Silence is a killer, especially when held within. So says Tanja Thompson, a two-time breast cancer survivor and the founder of Breast Cancer Move Foundation. The Air Force veteran and motivational speaker says her second stint with breast cancer five years after her initial diagnosis convinced her that activism was her lifeline.
“There are other women who look like me who are going through this kind of ordeal,” Thompson recalls. “I realized I could no longer hide in silence. I could no longer hide in fear.”
Breast cancer is the leading cause of cancer fatalities for Black women, with colorectal and cervical cancer vying for second and third place, respectively. Black women are struck younger, diagnosed later, die quicker, and suffer the most virulent forms. Black women under 35 experience twice the rate of white women, with 39% higher recurrence and 71% higher risk of death.
Endometriosis, another deadly affliction for Black women, is deemed a “silent epidemic globally” by the World Health Organization (WHO). Affecting an estimated 10 percent of reproductive-age women worldwide, African American women, notably affected with disproportionate death rates, often have a late diagnosis or the condition is misdiagnosed as fibroid tumors. According to WHO, a staggering 90% of women with endometriosis report being dismissed or disbelieved by healthcare professionals.
Maternal mortality is another fatal but preventable condition at crisis proportions for Black women who are not seen, heard, or cared for. The astronomical rate of maternal mortality affecting African Americans contributes to this country’s status as the worst place to give birth among high-income nations.
In Maryland, the Johns Hopkins Center for Communication Programs reports Black women are four times more likely to experience a pregnancy-related death than White women. This disparity persists even when controlling for education, body mass index, and socio-economic status.
Diabetes and Kidney Disease are also pernicious silent killers that disproportionately strike Black people.
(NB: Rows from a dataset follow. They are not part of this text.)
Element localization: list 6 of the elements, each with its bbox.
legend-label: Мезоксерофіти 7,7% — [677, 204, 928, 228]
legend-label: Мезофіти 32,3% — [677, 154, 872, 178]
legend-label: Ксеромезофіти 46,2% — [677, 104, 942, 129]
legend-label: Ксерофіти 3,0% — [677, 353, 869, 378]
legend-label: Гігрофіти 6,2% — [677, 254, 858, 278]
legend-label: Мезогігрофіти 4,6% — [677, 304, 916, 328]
In fact, diabetes-triggered end-stage renal disease is nearly three times more prevalent in African Americans.
Bernadine Watson, author of a newly-released book Transplant: A Memoir, shares her nearly 40-year journey with kidney disease that included two transplants and two lingering encounters with dialysis. Hers is a story of blood, tears, and triumph. But during most of her illness, Watson suffered in silence, keeping her kidney disease a secret even from her family.
Like most survivors in this story, Watson is a striver who forged a transformational path to life and living by confronting her illness free of shame, silence, or submission. Always wanting to write a book, at 70, she did it, sharing her story with the world.
“Don’t wait until you’re on dialysis or your kidneys are failing,” Watson advises. She urges that during your annual physical, insist that your kidney functions be checked.
Her parting shot: “Develop a spiritual practice and talk to yourself about how you want to live — sick or healthy.”
Tara Robinson of the Black Heart Association is a thriver who transformed adversity into activism and illness into empowerment. She issued a clarion call to action. “Dear Black women, find balance in your lives. Know your stressor. Know your triggers. And take time to breathe.”
Gwen McKinney is creator of Unerased | Black Women Speak.